Being Childfree by Choice


{Header image courtesy Pixabay, and used under a CC0 Public Domain license}

Note: this article was also published on Project Quinn (website no longer active).

Ever since I became engaged to my husband, the Christmas holidays have had one ongoing painful trait. At least once, if not more, we would get asked the question, “So, when do you plan on having kids?” The concept that I didn’t want kids at that point – and didn’t plan on changing my mind any time in the future – was as foreign as if I had said I wanted to eat grass. “Are you sure?” I get asked. “But you’d be such a good mom,” I get told. And most fun of all, “You’d change your mind about kids once you had one.”

People have a basic biological desire to procreate. That’s understandable. The need to pass on your genetics to the next level is part of what makes us alive, and trapped within that is the concept of leaving something of yourself behind, a desire for immortality. But not everyone has that desire: and those of us who don’t form the basis of the childfree community.

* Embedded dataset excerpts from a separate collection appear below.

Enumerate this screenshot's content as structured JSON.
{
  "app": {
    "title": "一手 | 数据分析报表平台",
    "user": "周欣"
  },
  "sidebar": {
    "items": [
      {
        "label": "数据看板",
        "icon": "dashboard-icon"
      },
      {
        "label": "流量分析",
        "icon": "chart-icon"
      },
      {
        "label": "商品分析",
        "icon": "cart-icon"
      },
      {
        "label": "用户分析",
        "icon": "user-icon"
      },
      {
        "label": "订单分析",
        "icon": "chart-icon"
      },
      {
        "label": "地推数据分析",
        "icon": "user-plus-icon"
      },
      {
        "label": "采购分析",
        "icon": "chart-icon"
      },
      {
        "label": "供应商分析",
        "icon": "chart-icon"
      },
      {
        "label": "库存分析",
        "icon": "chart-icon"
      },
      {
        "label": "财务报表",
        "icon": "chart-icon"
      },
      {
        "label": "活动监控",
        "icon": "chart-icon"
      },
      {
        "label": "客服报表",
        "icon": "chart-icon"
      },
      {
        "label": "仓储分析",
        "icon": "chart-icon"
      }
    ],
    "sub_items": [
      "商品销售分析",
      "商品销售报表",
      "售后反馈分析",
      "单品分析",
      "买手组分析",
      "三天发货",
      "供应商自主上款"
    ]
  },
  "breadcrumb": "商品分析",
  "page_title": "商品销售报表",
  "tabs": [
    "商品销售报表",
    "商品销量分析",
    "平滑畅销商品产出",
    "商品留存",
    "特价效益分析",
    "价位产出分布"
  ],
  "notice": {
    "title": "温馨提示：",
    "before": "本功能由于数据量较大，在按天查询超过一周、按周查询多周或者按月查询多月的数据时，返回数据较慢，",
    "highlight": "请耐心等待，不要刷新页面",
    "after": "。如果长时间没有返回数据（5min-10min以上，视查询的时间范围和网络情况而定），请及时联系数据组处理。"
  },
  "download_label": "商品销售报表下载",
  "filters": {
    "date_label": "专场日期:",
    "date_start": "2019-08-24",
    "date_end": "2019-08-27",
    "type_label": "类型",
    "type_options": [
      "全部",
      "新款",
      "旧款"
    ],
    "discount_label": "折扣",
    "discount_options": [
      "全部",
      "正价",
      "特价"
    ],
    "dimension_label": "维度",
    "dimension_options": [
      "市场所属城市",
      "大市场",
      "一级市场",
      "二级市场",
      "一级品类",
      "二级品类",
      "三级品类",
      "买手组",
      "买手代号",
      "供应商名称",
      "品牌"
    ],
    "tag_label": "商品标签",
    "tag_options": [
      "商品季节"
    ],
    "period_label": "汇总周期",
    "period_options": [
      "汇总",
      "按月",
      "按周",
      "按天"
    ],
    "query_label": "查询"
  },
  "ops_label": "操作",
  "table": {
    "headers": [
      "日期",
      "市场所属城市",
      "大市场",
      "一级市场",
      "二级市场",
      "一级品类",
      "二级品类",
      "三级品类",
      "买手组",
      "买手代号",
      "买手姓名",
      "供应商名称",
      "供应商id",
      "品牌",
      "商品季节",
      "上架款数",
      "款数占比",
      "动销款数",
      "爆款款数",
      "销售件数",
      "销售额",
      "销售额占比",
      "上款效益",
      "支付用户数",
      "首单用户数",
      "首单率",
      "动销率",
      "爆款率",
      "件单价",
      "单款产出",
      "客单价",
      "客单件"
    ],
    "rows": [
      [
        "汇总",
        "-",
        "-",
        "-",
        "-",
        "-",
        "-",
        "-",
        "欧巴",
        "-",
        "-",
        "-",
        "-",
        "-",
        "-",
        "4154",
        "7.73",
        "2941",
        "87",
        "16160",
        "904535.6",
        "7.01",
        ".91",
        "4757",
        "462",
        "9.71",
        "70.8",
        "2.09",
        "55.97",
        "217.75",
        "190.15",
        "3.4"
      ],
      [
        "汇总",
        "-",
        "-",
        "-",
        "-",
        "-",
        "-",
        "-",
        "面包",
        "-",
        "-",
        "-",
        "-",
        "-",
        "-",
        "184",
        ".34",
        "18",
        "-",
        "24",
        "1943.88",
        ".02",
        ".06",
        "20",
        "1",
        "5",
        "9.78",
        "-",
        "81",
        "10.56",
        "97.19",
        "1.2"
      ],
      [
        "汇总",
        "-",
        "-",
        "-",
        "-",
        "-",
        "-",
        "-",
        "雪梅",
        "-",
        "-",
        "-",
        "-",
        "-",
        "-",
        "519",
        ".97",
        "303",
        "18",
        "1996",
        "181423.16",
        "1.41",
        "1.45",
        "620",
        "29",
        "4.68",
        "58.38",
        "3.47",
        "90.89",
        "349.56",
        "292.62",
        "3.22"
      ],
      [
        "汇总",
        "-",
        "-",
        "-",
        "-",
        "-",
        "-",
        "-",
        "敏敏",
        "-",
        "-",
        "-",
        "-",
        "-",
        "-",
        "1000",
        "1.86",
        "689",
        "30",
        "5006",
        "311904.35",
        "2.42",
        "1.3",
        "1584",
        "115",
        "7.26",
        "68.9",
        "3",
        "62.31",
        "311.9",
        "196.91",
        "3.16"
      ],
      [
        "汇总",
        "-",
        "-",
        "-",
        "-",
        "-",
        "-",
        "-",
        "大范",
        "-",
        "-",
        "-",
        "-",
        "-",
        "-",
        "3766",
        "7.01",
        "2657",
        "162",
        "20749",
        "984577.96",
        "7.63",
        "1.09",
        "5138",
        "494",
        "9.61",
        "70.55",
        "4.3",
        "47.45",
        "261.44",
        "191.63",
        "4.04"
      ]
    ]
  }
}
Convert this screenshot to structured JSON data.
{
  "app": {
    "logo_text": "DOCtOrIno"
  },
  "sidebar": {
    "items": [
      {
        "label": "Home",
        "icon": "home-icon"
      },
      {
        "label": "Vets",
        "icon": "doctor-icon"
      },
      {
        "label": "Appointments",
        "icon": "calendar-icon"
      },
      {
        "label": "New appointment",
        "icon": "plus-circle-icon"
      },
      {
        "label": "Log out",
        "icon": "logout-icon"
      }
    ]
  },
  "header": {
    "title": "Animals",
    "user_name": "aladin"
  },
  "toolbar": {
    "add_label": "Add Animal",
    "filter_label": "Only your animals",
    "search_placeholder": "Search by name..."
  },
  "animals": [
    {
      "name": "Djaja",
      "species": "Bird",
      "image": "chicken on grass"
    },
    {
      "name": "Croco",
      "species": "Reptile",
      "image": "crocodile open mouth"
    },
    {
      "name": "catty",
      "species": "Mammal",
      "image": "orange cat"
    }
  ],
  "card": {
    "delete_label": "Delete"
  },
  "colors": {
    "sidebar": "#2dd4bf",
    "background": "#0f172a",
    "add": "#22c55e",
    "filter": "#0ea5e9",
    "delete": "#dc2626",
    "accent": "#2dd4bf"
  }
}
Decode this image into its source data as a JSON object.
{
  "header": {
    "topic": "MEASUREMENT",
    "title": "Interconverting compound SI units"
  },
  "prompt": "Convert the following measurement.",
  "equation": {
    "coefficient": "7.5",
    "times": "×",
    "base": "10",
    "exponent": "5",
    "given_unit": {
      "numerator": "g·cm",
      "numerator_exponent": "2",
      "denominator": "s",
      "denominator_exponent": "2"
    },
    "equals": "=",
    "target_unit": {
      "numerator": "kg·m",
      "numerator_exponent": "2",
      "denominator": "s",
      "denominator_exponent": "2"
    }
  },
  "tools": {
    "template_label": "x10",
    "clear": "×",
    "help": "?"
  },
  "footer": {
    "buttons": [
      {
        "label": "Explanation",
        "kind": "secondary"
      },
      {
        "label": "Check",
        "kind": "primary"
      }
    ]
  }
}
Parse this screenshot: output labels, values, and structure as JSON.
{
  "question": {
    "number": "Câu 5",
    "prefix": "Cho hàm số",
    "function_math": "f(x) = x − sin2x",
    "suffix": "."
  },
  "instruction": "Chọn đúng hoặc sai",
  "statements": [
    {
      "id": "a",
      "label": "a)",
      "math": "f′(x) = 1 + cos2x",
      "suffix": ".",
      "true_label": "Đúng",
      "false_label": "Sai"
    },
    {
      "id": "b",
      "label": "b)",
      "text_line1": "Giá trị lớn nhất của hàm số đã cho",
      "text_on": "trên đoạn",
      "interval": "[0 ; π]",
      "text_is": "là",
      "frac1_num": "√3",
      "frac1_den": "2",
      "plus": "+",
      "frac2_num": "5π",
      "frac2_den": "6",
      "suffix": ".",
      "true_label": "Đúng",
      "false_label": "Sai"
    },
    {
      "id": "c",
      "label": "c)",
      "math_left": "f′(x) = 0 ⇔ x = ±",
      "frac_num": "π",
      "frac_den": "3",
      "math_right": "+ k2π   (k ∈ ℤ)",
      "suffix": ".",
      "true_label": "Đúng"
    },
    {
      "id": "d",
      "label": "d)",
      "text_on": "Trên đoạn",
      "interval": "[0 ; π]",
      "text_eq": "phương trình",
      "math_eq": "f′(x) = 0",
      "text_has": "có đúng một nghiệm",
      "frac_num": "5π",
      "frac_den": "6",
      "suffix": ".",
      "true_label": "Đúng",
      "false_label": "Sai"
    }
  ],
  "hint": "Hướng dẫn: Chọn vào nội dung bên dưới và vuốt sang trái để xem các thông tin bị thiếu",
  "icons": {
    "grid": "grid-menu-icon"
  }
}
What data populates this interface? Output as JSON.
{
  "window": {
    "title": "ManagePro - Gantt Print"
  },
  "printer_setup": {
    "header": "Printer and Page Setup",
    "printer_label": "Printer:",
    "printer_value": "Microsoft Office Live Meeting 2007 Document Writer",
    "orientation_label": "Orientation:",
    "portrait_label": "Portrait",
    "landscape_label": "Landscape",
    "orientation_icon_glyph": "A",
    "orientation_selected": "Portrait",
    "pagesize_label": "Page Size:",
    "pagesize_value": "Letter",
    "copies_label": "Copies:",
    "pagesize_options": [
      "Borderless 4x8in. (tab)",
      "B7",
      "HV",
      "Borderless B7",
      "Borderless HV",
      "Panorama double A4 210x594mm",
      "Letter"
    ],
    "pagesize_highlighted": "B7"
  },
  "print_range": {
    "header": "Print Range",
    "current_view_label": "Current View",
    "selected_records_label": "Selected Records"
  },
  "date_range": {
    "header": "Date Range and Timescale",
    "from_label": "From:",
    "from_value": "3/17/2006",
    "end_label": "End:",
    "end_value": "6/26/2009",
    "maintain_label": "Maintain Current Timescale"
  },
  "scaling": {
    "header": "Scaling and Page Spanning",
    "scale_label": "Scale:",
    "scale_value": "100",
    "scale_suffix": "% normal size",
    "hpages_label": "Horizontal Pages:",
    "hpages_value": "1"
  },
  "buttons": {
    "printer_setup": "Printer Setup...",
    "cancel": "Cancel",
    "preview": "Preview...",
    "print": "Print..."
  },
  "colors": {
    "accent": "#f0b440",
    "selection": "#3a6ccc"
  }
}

Photo courtesy M_AlPhotography via Flickr Creative Commons
Photo courtesy M_AlPhotography via Flickr, and used under a Creative Commons Attribution license

Childfree versus Childless

As a writer, I know that words have meaning. I understand when people prefer the term ‘marriage equality’ over ‘gay marriage’: it’s an equality issue for those of us fighting for it, not a gay issue. And for those of us in the childfree by choice community, that term is intentional as well. Childless tends to imply either a promise in the future (“I’m childless now, but plan on having kids”) or the interest but inability to have children (i.e., being sterile). In other words, it implies we’re lacking somehow by not wanting kids. Meanwhile, childfree has the implication that it’s a decision: a choice, if you will, and that it’s not a whim.

But why be Childfree?

Trying to isolate just one reason why people are in the childfree community is like trying to say all feminists are the same. Some come from bad childhoods themselves and want to break the cycle of bad parenting. Others do it because they know they don’t have the time or money (or energy, for that matter) to devote their lives to a small human. Some know that the resources of the world are already straining under the population and aren’t sure that putting another life on this planet is necessarily a good idea. Still others readily admit they just don’t like children and don’t want them as part of their lives. There are just as many reasons people choose to not have children than there are for people who do have them.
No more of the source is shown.